Artikel 53 wordt als volgt gewijzigd:

1. Aan het tweede lid wordt een zin toegevoegd, luidende:

De zekerheidsnemer krijgt een pandrecht op het verkregene. Dit recht wordt geacht te zijn verkregen op het moment dat de financiëlezekerheidsovereenkomst werd gesloten.

2. Het vierde lid vervalt.

3. Onder vernummering van het derde lid tot het vierde lid wordt een lid ingevoegd, luidende:

  • 3. Voor de in het tweede lid bedoelde vordering van de zekerheidsgever tot overdracht van gelijkwaardige goederen heeft deze een voorrecht op de bij de zekerheidsnemer aanwezige gelden en effecten.

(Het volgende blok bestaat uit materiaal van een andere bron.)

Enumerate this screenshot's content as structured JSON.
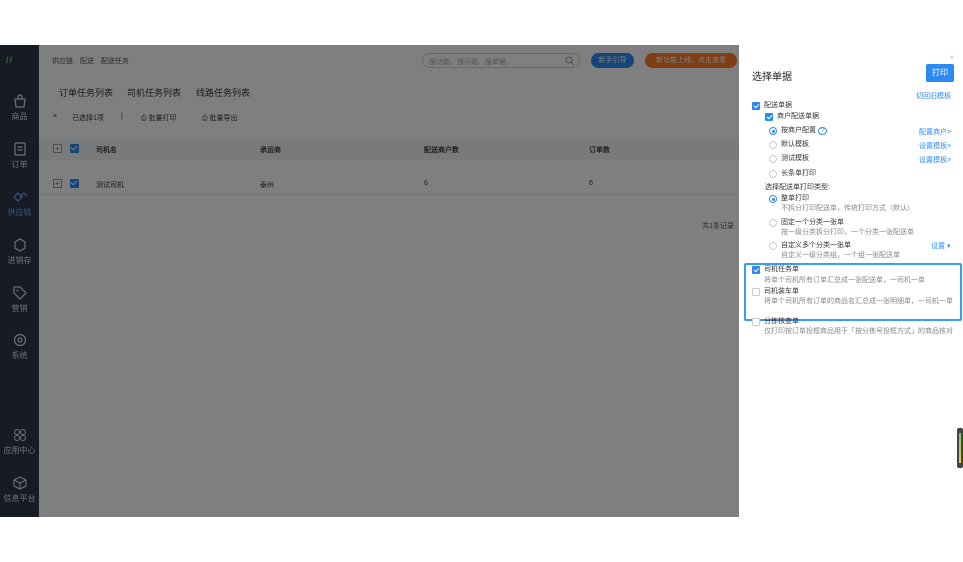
{
  "rail": {
    "logo": "//",
    "items": [
      {
        "label": "商品",
        "icon": "bag-icon"
      },
      {
        "label": "订单",
        "icon": "order-icon"
      },
      {
        "label": "供应链",
        "icon": "supply-chain-icon",
        "active": true
      },
      {
        "label": "进销存",
        "icon": "inventory-icon"
      },
      {
        "label": "营销",
        "icon": "tag-icon"
      },
      {
        "label": "系统",
        "icon": "gear-icon"
      },
      {
        "label": "应用中心",
        "icon": "apps-icon"
      },
      {
        "label": "信息平台",
        "icon": "cube-icon"
      }
    ]
  },
  "topbar": {
    "breadcrumb": [
      "供应链",
      "配送",
      "配送任务"
    ],
    "search_placeholder": "搜功能、搜问题、搜单据",
    "newbie_button": "新手引导",
    "new_feature_button": "新功能上线，点击查看"
  },
  "tabs": [
    "订单任务列表",
    "司机任务列表",
    "线路任务列表"
  ],
  "toolbar": {
    "close": "×",
    "selected": "已选择1项",
    "separator": "|",
    "batch_print": "批量打印",
    "batch_export": "批量导出"
  },
  "table": {
    "columns": [
      "司机名",
      "承运商",
      "配送商户数",
      "订单数"
    ],
    "rows": [
      [
        "测试司机",
        "泰州",
        "6",
        "6"
      ]
    ],
    "total": "共1条记录"
  },
  "drawer": {
    "close": "×",
    "title": "选择单据",
    "print_button": "打印",
    "switch_template": "切回旧模板",
    "delivery_doc": "配送单据",
    "merchant_doc": "商户配送单据",
    "options": [
      {
        "label": "按商户配置",
        "help": "?",
        "link": "配置商户>",
        "selected": true
      },
      {
        "label": "默认模板",
        "link": "设置模板>",
        "selected": false
      },
      {
        "label": "测试模板",
        "link": "设置模板>",
        "selected": false
      },
      {
        "label": "长条单打印",
        "link": "",
        "selected": false
      }
    ],
    "print_type_label": "选择配送单打印类型:",
    "print_types": [
      {
        "label": "整单打印",
        "desc": "不拆分打印配送单，传统打印方式（默认）",
        "selected": true
      },
      {
        "label": "固定一个分类一张单",
        "desc": "按一级分类拆分打印，一个分类一张配送单",
        "selected": false
      },
      {
        "label": "自定义多个分类一张单",
        "desc": "自定义一级分类组，一个组一张配送单",
        "selected": false,
        "link": "设置"
      }
    ],
    "driver_task": {
      "label": "司机任务单",
      "desc": "将单个司机所有订单汇总成一张配送单，一司机一单",
      "checked": true
    },
    "driver_loading": {
      "label": "司机装车单",
      "desc": "将单个司机所有订单的商品名汇总成一张明细单，一司机一单",
      "checked": false
    },
    "sorting": {
      "label": "分拣核查单",
      "desc": "仅打印按订单投框商品用于「按分拣号投框方式」的商品核对",
      "checked": false
    }
  }
}
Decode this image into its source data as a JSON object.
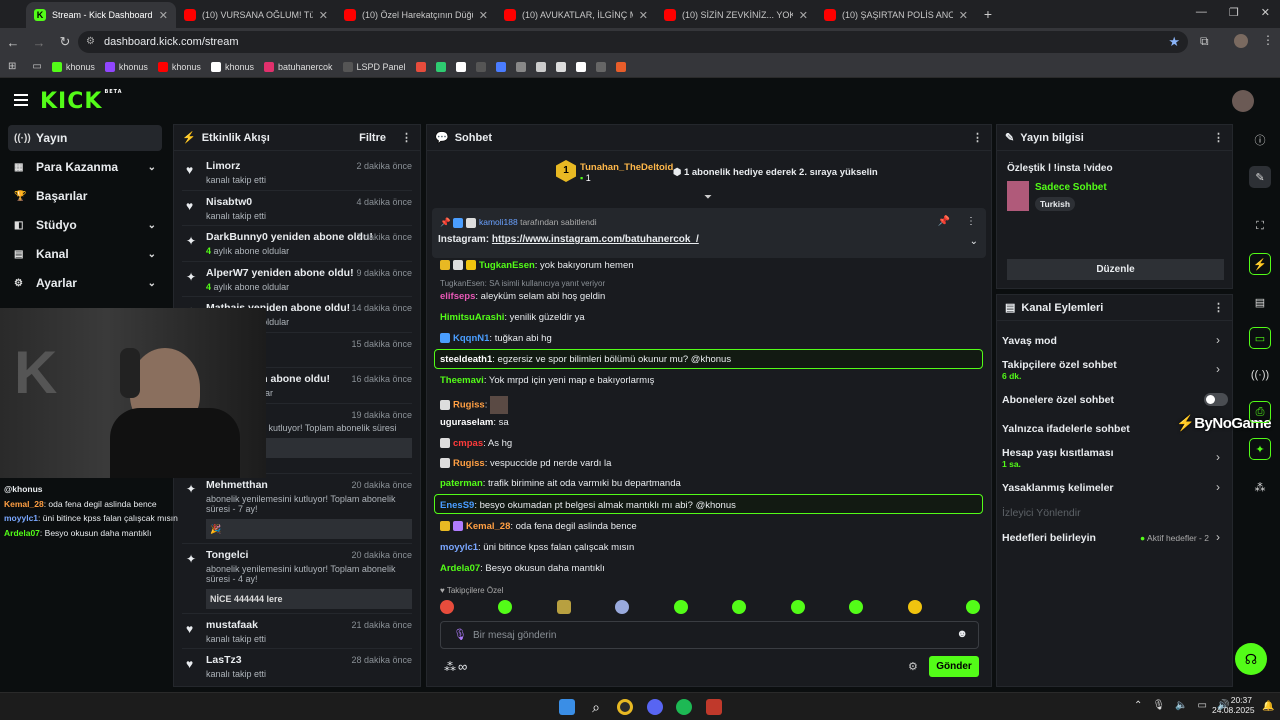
{
  "browser": {
    "tabs": [
      {
        "title": "Stream - Kick Dashboard",
        "icon": "kick-icon",
        "active": true
      },
      {
        "title": "(10) VURSANA OĞLUM! Türkiye",
        "icon": "youtube-icon"
      },
      {
        "title": "(10) Özel Harekatçının Düğün K",
        "icon": "youtube-icon"
      },
      {
        "title": "(10) AVUKATLAR, İLGİNÇ MAHK",
        "icon": "youtube-icon"
      },
      {
        "title": "(10) SİZİN ZEVKİNİZ... YOK! - Yo",
        "icon": "youtube-icon"
      },
      {
        "title": "(10) ŞAŞIRTAN POLİS ANONSU",
        "icon": "youtube-icon"
      }
    ],
    "new_tab": "+",
    "url": "dashboard.kick.com/stream",
    "bookmarks": [
      {
        "label": "khonus",
        "color": "#53fc18"
      },
      {
        "label": "khonus",
        "color": "#9146ff"
      },
      {
        "label": "khonus",
        "color": "#ff0000"
      },
      {
        "label": "khonus",
        "color": "#ffffff"
      },
      {
        "label": "batuhanercok",
        "color": "#e1306c"
      },
      {
        "label": "LSPD Panel",
        "color": "#333333"
      }
    ]
  },
  "kick": {
    "logo": "KICK",
    "logo_beta": "BETA",
    "sidebar": [
      {
        "label": "Yayın",
        "icon": "broadcast-icon",
        "active": true,
        "chevron": false
      },
      {
        "label": "Para Kazanma",
        "icon": "money-icon",
        "chevron": true
      },
      {
        "label": "Başarılar",
        "icon": "trophy-icon",
        "chevron": false
      },
      {
        "label": "Stüdyo",
        "icon": "studio-icon",
        "chevron": true
      },
      {
        "label": "Kanal",
        "icon": "channel-icon",
        "chevron": true
      },
      {
        "label": "Ayarlar",
        "icon": "settings-icon",
        "chevron": true
      }
    ],
    "activity": {
      "title": "Etkinlik Akışı",
      "filter": "Filtre",
      "items": [
        {
          "name": "Limorz",
          "sub": "kanalı takip etti",
          "time": "2 dakika önce",
          "icon": "heart-icon"
        },
        {
          "name": "Nisabtw0",
          "sub": "kanalı takip etti",
          "time": "4 dakika önce",
          "icon": "heart-icon"
        },
        {
          "name": "DarkBunny0 yeniden abone oldu!",
          "months": "4",
          "sub": "aylık abone oldular",
          "time": "7 dakika önce",
          "icon": "star-icon"
        },
        {
          "name": "AlperW7 yeniden abone oldu!",
          "months": "4",
          "sub": "aylık abone oldular",
          "time": "9 dakika önce",
          "icon": "star-icon"
        },
        {
          "name": "Mathais yeniden abone oldu!",
          "months": "4",
          "sub": "aylık abone oldular",
          "time": "14 dakika önce",
          "icon": "star-icon"
        },
        {
          "name": "",
          "sub": "",
          "time": "15 dakika önce",
          "icon": "star-icon"
        },
        {
          "name": "iden abone oldu!",
          "sub": "oldular",
          "time": "16 dakika önce",
          "icon": "star-icon"
        },
        {
          "name": "",
          "sub": "mesini kutluyor! Toplam abonelik süresi",
          "time": "19 dakika önce",
          "icon": "star-icon"
        }
      ],
      "tall_items": [
        {
          "name": "Mehmetthan",
          "sub": "abonelik yenilemesini kutluyor! Toplam abonelik süresi - 7 ay!",
          "time": "20 dakika önce",
          "box": "🎉"
        },
        {
          "name": "Tongelci",
          "sub": "abonelik yenilemesini kutluyor! Toplam abonelik süresi - 4 ay!",
          "time": "20 dakika önce",
          "box": "NİCE 444444 lere"
        }
      ],
      "follows": [
        {
          "name": "mustafaak",
          "sub": "kanalı takip etti",
          "time": "21 dakika önce"
        },
        {
          "name": "LasTz3",
          "sub": "kanalı takip etti",
          "time": "28 dakika önce"
        }
      ]
    },
    "webcam_overlay": {
      "handle": "@khonus",
      "lines": [
        {
          "user": "Kemal_28",
          "text": ": oda fena degil aslinda bence",
          "color": "#ff9f43"
        },
        {
          "user": "moyylc1",
          "text": ": üni bitince kpss falan çalışcak mısın",
          "color": "#7aa7ff"
        },
        {
          "user": "Ardela07",
          "text": ": Besyo okusun daha mantıklı",
          "color": "#53fc18"
        }
      ]
    },
    "chat": {
      "title": "Sohbet",
      "gift_user": "Tunahan_TheDeltoid",
      "gift_count": "1",
      "gift_rank": "1",
      "gift_text": "1 abonelik hediye ederek 2. sıraya yükselin",
      "pinned_by": "kamoli188",
      "pinned_by_suffix": "tarafından sabitlendi",
      "pinned_label": "Instagram:",
      "pinned_link": "https://www.instagram.com/batuhanercok_/",
      "messages": [
        {
          "user": "TugkanEsen",
          "color": "#53fc18",
          "text": ": yok bakıyorum hemen"
        },
        {
          "reply": "TugkanEsen: SA isimli kullanıcıya yanıt veriyor",
          "user": "elifseps",
          "color": "#e858b6",
          "text": ": aleyküm selam abi hoş geldin"
        },
        {
          "user": "HimitsuArashi",
          "color": "#53fc18",
          "text": ": yenilik güzeldir ya"
        },
        {
          "user": "KqqnN1",
          "color": "#4a9eff",
          "text": ": tuğkan abi hg"
        },
        {
          "user": "steeldeath1",
          "color": "#ffffff",
          "text": ": egzersiz ve spor bilimleri bölümü okunur mu? @khonus",
          "highlight": true
        },
        {
          "user": "Theemavi",
          "color": "#53fc18",
          "text": ": Yok mrpd için yeni map e bakıyorlarmış"
        },
        {
          "user": "Rugiss",
          "color": "#ff9f43",
          "text": ":"
        },
        {
          "user": "uguraselam",
          "color": "#ffffff",
          "text": ": sa"
        },
        {
          "user": "cmpas",
          "color": "#ff3b3b",
          "text": ": As hg"
        },
        {
          "user": "Rugiss",
          "color": "#ff9f43",
          "text": ": vespuccide pd nerde vardı la"
        },
        {
          "user": "paterman",
          "color": "#53fc18",
          "text": ": trafik birimine ait oda varmıki bu departmanda"
        },
        {
          "user": "EnesS9",
          "color": "#4a9eff",
          "text": ": besyo okumadan pt belgesi almak mantıklı mı abi? @khonus",
          "highlight": true
        },
        {
          "user": "Kemal_28",
          "color": "#ff9f43",
          "text": ": oda fena degil aslinda bence"
        },
        {
          "user": "moyylc1",
          "color": "#7aa7ff",
          "text": ": üni bitince kpss falan çalışcak mısın"
        },
        {
          "user": "Ardela07",
          "color": "#53fc18",
          "text": ": Besyo okusun daha mantıklı"
        }
      ],
      "followers_only": "Takipçilere Özel",
      "input_placeholder": "Bir mesaj gönderin",
      "send": "Gönder"
    },
    "stream_info": {
      "title": "Yayın bilgisi",
      "stream_title": "Özleştik l !insta !video",
      "category": "Sadece Sohbet",
      "tag": "Turkish",
      "edit": "Düzenle"
    },
    "channel_actions": {
      "title": "Kanal Eylemleri",
      "items": [
        {
          "label": "Yavaş mod",
          "sub": "",
          "control": "chevron"
        },
        {
          "label": "Takipçilere özel sohbet",
          "sub": "6 dk.",
          "control": "chevron"
        },
        {
          "label": "Abonelere özel sohbet",
          "sub": "",
          "control": "toggle"
        },
        {
          "label": "Yalnızca ifadelerle sohbet",
          "sub": "",
          "control": "toggle"
        },
        {
          "label": "Hesap yaşı kısıtlaması",
          "sub": "1 sa.",
          "control": "chevron"
        },
        {
          "label": "Yasaklanmış kelimeler",
          "sub": "",
          "control": "chevron"
        },
        {
          "label": "İzleyici Yönlendir",
          "sub": "",
          "control": "none",
          "disabled": true
        },
        {
          "label": "Hedefleri belirleyin",
          "sub": "",
          "control": "chevron",
          "status": "Aktif hedefler - 2"
        }
      ]
    },
    "watermark": "ByNoGame"
  },
  "taskbar": {
    "time": "20:37",
    "date": "24.08.2025"
  }
}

4. Het vierde lid (nieuw) komt te luiden:

  • 4. In afwijking van lid 2 kan in de financiëlezekerheidsovereenkomst worden bepaald dat de zekerheidsnemer de vordering waarvoor het verpande tot zekerheid strekt verrekent met de waarde van de gelijkwaardige goederen, op het tijdstip waarop de vordering moet worden voldaan of zoveel eerder als zich een executiegrond voordoet.

5. Na het vierde lid wordt een lid toegevoegd, luidende:

  • 5. Dit artikel is niet van toepassing indien de financiëlezekerheidsovereenkomst strekt tot verpanding van een kredietvordering in de zin van artikel 51 onder f.

C

In artikel 54, eerste lid, wordt onder vervanging van de punt door een puntkomma na onderdeel b een onderdeel ingevoegd, luidende:

  • c. de kredietvordering waarop het pandrecht rust over te dragen en de opbrengst te verrekenen met het hem verschuldigde.

ARTIKEL III

A

Een systeem dat als zodanig is aangemerkt voor de inwerkingtreding van deze wet, blijft dit voor de toepassing van de gewijzigde versie van de richtlijn 2009/44/EG van het Europees Parlement en de Europese Raad van 6 mei 2009 tot wijziging van richtlijn 98/26/EG betreffende het definitieve karakter van de afwikkeling van betalingen en effectentransacties in betalings- en afwikkelingssystemen en richtlijn 2002/47/EG betreffende financiëlezekerheidsovereenkomsten wat gekoppelde systemen en kredietvorderingen betreft.

B

Een overboekingsopdracht die in een systeem is ingevoerd vóór de inwerkingtreding van deze wet, maar die na dat tijdstip is afgewikkeld, wordt als overboekingsopdracht beschouwd in de zin van de richtlijn 2009/44/EG van het Europees Parlement en de Europese Raad van 6 mei 2009 tot wijziging van richtlijn 98/26/EG betreffende het definitieve karakter van de afwikkeling van betalingen en effectentransacties in betalings- en afwikkelingssystemen en richtlijn 2002/47/EG betreffende financiëlezekerheidsovereenkomsten wat gekoppelde systemen en kredietvorderingen betreft.

ARTIKEL IV

Deze wet treedt in werking met ingang van de dag na de datum van uitgifte van het Staatsblad waarin zij wordt geplaatst.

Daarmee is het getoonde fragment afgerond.